This statement comes in the wake of revelations about the AI research lab EleutherAI, which had controversially harvested subtitles from YouTube videos without creators’ consent, along with data from Wikipedia, the English Parliament, and Enron staff emails. This collected information was compiled into a dataset known as “the Pile.”
EleutherAI aimed to democratize AI development by lowering the entry barriers for those outside the Big Tech sphere. Despite these noble intentions, the methods used to collect data have sparked ethical concerns. Major companies, including Nvidia, Salesforce, and Apple, have utilized the Pile for various AI training projects.

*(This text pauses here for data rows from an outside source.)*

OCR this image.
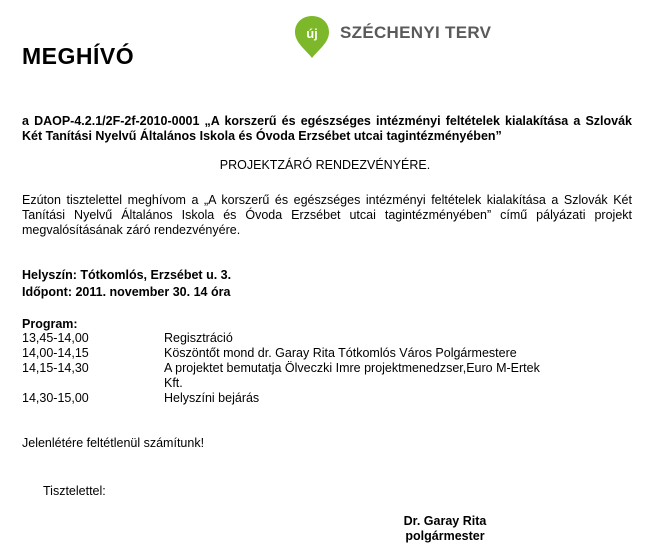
új SZÉCHENYI TERV
MEGHÍVÓ
a DAOP-4.2.1/2F-2f-2010-0001 „A korszerű és egészséges intézményi feltételek kialakítása a Szlovák Két Tanítási Nyelvű Általános Iskola és Óvoda Erzsébet utcai tagintézményében”
PROJEKTZÁRÓ RENDEZVÉNYÉRE.
Ezúton tisztelettel meghívom a „A korszerű és egészséges intézményi feltételek kialakítása a Szlovák Két Tanítási Nyelvű Általános Iskola és Óvoda Erzsébet utcai tagintézményében” című pályázati projekt megvalósításának záró rendezvényére.
Helyszín: Tótkomlós, Erzsébet u. 3.
Időpont: 2011. november 30. 14 óra
Program:
13,45-14,00	Regisztráció
14,00-14,15	Köszöntőt mond dr. Garay Rita Tótkomlós Város Polgármestere
14,15-14,30	A projektet bemutatja Ölveczki Imre projektmenedzser,Euro M-Ertek Kft.
14,30-15,00	Helyszíni bejárás
Jelenlétére feltétlenül számítunk!
Tisztelettel:
Dr. Garay Rita
polgármester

Apple’s Position on the Use of the Pile
Apple has clarified that while it did use the Pile, this dataset was not employed in training Apple Intelligence. Instead, Apple used the Pile to train its open-source OpenELM models, which were released in April. AppleInsider has confirmed that OpenELM models are not utilized in any of Apple’s AI or machine learning features. The purpose of OpenELM was to contribute to the research community, and Apple has stated there are no plans to integrate OpenELM into Apple Intelligence or develop new versions of the model.
Apple has consistently emphasized its commitment to ethical sourcing for its AI projects. The company has invested millions in securing content from publishers and has licensed images from professional photo libraries to ensure the ethical training of its AI systems. This approach underscores Apple’s dedication to maintaining high ethical standards in its technological advancements.
Apple’s response to the controversy surrounding EleutherAI’s data harvesting reinforces its stance on ethical AI development. By distinguishing the use of the Pile for OpenELM from Apple Intelligence, Apple aims to reassure users and stakeholders of its commitment to integrity and ethical practices in AI research and development.